Menurut catatan Nielsen dalam MMA Survei, majalah MIX 2020, sektor usaha yang berkembang selama pandemi Covid-19 adalah food and beverage sebesar 28%. Meskipun ada anjuran untuk stay at home ternyata justru keinginan berbelanja makanan dan minuman meningkat secara online. Hal ini kemungkinan besar dikarenakan konsumen ingin memanjakan lidah, salah satu cara refreshing yang masih bisa dilakukan meski berdiam diri di rumah selain menonton film.
Berdasarkan catatan tersebut peluang membuka usaha di sektor food and berverage masih terbuka lebar. Peluang ini bisa diambil dengan menekan resiko gagal sebisa mungkin. Usaha dengan sistem franchise atau waralaba adalah salah satu solusi yang bisa diambil. Usaha dengan sistem franchise adalah salah satu model usaha yang berjalan antara pemilik brand (merek) dengan pemodal. Pemilik brand memberikan hak kepada pemodal untuk menjalankan usahanya termasuk penggunaan merek sesuai ketentuan yang telah disepakati bersama. Dengan sistem franchise, pemilik modal tidak perlu lagi membangun merek dan sistem kerja dari awal.
Inilah keuntungan yang bisa diperoleh jika membuka usaha baru dengan sistem franchise. Tidak perlu susah-susah membangun brand dari awal karena merek yang dipakai sudah dikenal masyarakat. Demikian juga dengan sistem kerja.
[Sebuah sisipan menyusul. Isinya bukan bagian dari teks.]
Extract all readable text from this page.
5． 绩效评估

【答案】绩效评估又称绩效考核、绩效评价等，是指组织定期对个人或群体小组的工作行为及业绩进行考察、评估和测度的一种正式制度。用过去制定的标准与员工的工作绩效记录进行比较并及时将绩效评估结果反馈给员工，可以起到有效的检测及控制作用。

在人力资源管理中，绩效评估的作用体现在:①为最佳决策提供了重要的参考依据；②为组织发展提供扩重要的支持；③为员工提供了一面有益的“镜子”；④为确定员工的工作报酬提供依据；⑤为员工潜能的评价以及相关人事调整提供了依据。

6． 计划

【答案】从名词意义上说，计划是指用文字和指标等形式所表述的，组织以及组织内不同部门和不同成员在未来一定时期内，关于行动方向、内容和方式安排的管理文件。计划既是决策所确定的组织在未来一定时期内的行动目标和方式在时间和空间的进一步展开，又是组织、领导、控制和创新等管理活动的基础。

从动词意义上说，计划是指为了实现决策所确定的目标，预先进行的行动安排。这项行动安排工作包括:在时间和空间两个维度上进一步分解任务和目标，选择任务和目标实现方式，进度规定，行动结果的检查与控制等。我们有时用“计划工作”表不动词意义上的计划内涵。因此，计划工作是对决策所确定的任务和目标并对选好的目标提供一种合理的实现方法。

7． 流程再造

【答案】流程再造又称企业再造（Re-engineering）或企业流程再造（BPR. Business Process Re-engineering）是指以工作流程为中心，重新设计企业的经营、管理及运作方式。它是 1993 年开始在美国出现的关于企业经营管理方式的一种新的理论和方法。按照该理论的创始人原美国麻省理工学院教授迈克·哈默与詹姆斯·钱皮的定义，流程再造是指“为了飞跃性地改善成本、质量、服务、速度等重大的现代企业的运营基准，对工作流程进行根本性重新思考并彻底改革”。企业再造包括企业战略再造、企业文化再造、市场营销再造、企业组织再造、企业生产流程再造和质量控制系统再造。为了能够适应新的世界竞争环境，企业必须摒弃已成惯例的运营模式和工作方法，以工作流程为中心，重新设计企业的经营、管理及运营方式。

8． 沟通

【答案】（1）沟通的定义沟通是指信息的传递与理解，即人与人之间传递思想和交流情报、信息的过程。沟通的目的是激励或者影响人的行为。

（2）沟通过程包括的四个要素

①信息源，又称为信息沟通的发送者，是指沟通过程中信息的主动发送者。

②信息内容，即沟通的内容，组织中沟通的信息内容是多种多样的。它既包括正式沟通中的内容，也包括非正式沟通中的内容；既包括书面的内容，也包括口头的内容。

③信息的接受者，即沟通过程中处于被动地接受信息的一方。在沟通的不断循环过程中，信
Franchisor atau pewaralaba (pemilik brand) sudah menawarkan sistem kerja yang harus dilakukan oleh pemilik modal. Step by step membuka usaha baru sudah terkonsep dengan matang dan telah terbukti sebelumnya. Resiko gagal lebih kecil daripada harus memulai usaha dari nol.
Step by step prosedur inilah mentoring bisnis gratis yang diperoleh jika membuka usaha dengan sistem franchise. Pengalaman dibimbing oleh franchisor tentunya akan sangat bermanfaat jika di kemudian hari akan membuka jenis usaha baru secara mandiri, tanpa franchise saat wabah telah berakhir. Meskipun saat ini banyak juga digital mentoring bisnis yang ditawarkan, salah satunya adalah dari Putu Putrayasa, pemilik belasan perusahaan mulai dari media dan perguruan tinggi, praktisi mengembangkan bisnis dengan digital marketing sejak tahun 1999 melalui 888 Voucher Digital Mentoring.
Pastikan mentor yang dipilih terpercaya dan telah terbukti meraih kesuksesan melalui usaha yang dikelolanya. Demikian jua dalam memilih franchise. Lakukan survey ke franchise–franchise yang telah ada, semakin banyak sebaran brand tersebut maka dapat disinyalir semakin bonafit kerjasama yang ditawarkan. Jangan terburu-buru, kumpulkan informasi sebanyak-banyaknya sebelum memutuskan bekerjasama dengan salah satunya.